I would write a small login tool for use inside photoshop. (javascript that writes to the config) I like the idea of a config file, but I wouldn’t want them editing the file manually. Also just letting you, I don’t use DB’s too much. May want someone smarter to answer…

usually there’s no reason for everyone having an individual user name unless you feel paranoid. Without a special setup this will not give you extra security. Every user with update/delete rights to a table can modify other user’s records. You could just as well use a single user account for everyone, except the admins of course.

However if you feel particularly paranoid and anticipate that people will just log to the DB with a 3rd party tool (i.e. not your script but for example mysql workbench) and start running amok and modify whatever they can, then you could keep individual accounts and try setting up a trigger that gets triggered on updates and/or deletes. That trigger could then, depending on the user name, prevent certain modifications, or keep a backup of the changed data, etc.

plus you could log who’s doing what…

[QUOTE=UncCheezy;11743]plus you could log who’s doing what…[/QUOTE]

yes. although just logging who does what doesn’t prevent people from opening your script and using the credentials to log in with a 3rd party tool to modify the db.

mySQL keeps something called a “General Query” log though, where all queries are logged. Although this is not really useful in bringing back your data once it got tampered with. It only helps you to track down the culprit.

If you’re really really paranoid about this then you have to consider accessing your database through other means that offer more protection from user’s tampering attempts - e.g. a compiled access library or some gateway server that sits inbetween the client and the real db.

I’d suggest not getting overly concerned with permissions, and logging who does what.
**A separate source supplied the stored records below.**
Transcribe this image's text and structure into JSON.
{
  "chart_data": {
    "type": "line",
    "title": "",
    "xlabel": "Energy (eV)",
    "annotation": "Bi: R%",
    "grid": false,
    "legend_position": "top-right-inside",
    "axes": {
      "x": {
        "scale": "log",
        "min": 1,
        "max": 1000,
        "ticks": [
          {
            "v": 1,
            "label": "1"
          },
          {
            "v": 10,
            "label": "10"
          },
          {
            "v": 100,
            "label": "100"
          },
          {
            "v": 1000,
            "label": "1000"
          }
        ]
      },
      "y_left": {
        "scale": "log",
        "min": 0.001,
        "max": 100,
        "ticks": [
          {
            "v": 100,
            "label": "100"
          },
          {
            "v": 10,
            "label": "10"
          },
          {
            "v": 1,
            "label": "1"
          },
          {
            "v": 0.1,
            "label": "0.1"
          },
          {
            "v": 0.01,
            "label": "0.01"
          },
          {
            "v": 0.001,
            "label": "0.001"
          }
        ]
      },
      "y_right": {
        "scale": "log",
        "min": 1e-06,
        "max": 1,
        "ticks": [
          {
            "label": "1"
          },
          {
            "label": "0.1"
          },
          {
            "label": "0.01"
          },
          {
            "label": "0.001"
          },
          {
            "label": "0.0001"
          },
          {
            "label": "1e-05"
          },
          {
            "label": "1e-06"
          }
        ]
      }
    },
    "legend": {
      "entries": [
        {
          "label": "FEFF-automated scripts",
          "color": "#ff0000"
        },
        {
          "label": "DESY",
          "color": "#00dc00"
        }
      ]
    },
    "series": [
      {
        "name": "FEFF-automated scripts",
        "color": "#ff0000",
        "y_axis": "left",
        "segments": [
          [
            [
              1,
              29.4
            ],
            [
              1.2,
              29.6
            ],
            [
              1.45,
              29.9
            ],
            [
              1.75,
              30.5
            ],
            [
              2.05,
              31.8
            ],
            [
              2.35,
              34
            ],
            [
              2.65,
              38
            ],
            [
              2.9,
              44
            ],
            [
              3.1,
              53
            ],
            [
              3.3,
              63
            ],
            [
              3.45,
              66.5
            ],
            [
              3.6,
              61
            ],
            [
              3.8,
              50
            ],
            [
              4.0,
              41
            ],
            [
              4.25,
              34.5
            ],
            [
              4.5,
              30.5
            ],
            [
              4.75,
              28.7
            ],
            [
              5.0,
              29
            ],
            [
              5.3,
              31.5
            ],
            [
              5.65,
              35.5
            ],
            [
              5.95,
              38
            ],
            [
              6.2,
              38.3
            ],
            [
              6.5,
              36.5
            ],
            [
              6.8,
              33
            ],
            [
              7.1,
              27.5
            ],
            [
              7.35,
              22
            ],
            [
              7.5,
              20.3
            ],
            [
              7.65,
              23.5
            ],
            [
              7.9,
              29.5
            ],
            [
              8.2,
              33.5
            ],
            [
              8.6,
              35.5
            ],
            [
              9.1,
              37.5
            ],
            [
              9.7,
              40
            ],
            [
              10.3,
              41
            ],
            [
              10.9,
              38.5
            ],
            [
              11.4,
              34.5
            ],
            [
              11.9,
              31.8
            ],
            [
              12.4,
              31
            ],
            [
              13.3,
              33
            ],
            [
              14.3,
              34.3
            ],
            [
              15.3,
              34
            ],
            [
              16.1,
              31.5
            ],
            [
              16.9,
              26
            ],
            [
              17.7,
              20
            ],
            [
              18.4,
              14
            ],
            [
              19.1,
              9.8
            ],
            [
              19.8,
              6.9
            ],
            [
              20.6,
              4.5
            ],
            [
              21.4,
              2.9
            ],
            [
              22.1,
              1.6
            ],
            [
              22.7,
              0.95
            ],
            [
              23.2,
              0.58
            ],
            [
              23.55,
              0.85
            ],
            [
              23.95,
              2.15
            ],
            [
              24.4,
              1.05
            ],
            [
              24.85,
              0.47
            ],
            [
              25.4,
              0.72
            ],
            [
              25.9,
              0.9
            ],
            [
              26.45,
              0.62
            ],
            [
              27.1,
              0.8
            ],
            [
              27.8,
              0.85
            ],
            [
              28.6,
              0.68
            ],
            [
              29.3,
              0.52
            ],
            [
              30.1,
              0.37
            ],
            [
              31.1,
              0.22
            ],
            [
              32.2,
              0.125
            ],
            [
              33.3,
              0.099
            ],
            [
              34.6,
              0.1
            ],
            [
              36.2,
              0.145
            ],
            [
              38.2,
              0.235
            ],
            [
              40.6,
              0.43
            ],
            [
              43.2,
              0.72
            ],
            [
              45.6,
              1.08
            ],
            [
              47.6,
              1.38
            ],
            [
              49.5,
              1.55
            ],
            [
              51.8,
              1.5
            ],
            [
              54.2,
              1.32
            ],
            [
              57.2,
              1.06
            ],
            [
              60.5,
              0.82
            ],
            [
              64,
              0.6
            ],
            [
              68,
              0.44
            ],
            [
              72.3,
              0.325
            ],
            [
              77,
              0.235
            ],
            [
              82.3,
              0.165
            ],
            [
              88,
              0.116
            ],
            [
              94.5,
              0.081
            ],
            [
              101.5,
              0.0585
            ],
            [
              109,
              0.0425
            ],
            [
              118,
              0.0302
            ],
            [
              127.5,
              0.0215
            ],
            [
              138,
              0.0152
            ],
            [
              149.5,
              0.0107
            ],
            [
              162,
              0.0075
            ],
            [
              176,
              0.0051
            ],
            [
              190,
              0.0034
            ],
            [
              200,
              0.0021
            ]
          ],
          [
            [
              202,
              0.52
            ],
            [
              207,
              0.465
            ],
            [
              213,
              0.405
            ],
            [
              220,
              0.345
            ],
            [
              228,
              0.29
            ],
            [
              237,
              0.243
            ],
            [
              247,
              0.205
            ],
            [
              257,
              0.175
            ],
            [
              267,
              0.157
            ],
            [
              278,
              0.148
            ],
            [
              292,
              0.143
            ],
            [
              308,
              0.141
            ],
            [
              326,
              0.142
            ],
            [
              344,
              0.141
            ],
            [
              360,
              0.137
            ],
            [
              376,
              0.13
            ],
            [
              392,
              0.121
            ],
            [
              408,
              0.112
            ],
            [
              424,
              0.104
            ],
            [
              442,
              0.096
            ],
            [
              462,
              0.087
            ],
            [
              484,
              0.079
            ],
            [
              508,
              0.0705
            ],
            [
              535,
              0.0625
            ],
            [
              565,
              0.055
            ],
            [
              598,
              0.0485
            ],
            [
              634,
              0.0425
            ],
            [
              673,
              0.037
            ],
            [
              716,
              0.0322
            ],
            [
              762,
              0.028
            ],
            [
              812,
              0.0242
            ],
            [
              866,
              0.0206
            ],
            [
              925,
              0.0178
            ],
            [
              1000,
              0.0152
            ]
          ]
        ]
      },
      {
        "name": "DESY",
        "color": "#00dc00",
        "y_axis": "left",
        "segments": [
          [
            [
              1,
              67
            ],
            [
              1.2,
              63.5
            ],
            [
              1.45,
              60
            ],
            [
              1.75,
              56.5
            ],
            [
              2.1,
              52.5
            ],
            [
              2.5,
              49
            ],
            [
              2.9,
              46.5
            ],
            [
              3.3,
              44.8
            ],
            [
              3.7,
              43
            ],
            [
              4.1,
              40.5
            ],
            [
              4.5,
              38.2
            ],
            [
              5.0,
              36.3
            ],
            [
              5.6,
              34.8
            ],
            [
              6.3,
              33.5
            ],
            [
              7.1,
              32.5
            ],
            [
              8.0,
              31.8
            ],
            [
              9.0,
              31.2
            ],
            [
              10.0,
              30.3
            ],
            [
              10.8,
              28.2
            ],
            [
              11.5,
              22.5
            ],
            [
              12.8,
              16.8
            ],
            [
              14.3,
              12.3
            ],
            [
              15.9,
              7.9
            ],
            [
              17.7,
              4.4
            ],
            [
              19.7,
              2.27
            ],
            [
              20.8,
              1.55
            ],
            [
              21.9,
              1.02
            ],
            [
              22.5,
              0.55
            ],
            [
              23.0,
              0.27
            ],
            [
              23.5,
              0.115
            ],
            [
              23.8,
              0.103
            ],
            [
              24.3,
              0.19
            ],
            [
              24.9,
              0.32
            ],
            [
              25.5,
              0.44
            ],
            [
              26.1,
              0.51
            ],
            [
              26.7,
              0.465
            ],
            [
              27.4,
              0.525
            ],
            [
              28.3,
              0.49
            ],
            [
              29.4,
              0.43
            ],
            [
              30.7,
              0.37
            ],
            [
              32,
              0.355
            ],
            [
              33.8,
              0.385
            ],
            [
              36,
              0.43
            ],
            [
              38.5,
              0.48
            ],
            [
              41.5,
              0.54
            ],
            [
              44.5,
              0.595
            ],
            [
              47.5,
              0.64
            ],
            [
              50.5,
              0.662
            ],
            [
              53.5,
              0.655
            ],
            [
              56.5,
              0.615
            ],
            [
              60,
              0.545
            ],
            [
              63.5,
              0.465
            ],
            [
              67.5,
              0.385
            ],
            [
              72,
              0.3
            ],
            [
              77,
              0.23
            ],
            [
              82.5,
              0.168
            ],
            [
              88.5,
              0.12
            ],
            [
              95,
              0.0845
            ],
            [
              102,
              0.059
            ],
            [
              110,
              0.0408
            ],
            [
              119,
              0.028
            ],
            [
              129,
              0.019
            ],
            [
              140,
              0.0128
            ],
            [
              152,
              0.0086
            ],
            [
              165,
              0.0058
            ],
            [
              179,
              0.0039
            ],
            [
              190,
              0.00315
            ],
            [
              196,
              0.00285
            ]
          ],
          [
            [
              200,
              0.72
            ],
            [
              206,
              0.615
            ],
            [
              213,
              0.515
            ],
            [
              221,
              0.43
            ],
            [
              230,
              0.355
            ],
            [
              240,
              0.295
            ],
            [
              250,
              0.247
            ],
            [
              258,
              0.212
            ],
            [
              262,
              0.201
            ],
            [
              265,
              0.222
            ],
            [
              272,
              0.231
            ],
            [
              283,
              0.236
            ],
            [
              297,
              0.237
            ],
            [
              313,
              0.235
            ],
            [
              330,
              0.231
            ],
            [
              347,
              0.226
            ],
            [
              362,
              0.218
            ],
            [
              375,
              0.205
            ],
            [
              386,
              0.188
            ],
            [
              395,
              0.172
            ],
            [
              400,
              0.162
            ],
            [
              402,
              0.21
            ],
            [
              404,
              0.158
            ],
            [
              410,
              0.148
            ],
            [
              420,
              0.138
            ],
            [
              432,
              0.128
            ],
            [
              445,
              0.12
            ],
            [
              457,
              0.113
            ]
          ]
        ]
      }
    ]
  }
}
It can really complicate otherwise simple things. Maintaining separate DB logins for everyone would also be a large headache.

I always use one “tool/user” account per database, and have a given tool use that no matter what user is driving. Then have an admin account for yourself or whoever needs more control over the DB table structure, etc.

Are you having troubles getting SQLAlchemy to connect to your DB? Or are you set there and just wondering what to do next?

If connection is the issue, the typical SQLAlchemy connection boilerplate goes like this:

import sqlalchemy
import sqlalchemy.orm
import sqlalchemy.ext.declarative
 
# Get our declarative base class object
Declarative_Base = sqlalchemy.ext.declarative.declarative_base( )
 
# URL controls choosing dialect (using MS SQL as example) and all login creds
url = 'mssql://login:password@servername/databasename'
engine = sqlalchemy.create_engine( url )
 
# Create the session, bind it to engine
Session_Class = sqlalchemy.orm.sessionmaker( )
session = Session_Class( )
session.bind = engine

If you’re wondering what to do with it, that’s hard to say. Do you know what data you’d like to store in the DB? If so, then the next step is designing your DB schema (structure of tables and columns), and how those map to your ORM classes in the code.

If you post what data you hope to store/retrieve I can probably provide more specific suggestions there.

Okay, this makes things much more simple, which is good. I just didn’t want to over-simplify, and, thus, rob myself of a chance to learn something of day-to-day practicality.

I already have been poking around with connecting (I went through the SQLAlchemy tutorial, and then did it again connected to my DB on my machine (instead of just running it in memory). There will be a few sets of data that I assume will probably be different tables on the DB.

I have to run to work, but I’ll post up my specs for all of the information I want stored when I get home (3PM Eastern). If anyone feels like looking at my code, it’s on my github here (it’s still unfinished, and is currently relying on XML files, which is why I have the XMLSidecar class and the XMLSettings class, and why they’re so heavily refrenced). The relevant classes are all in the xml_sidecar module, although I’d probably only directly store instances of the Map class (Channel/ChannelSet are there, but they’re used as properties of a Map.

Anyway, must run, thanks for all the input, learning a lot!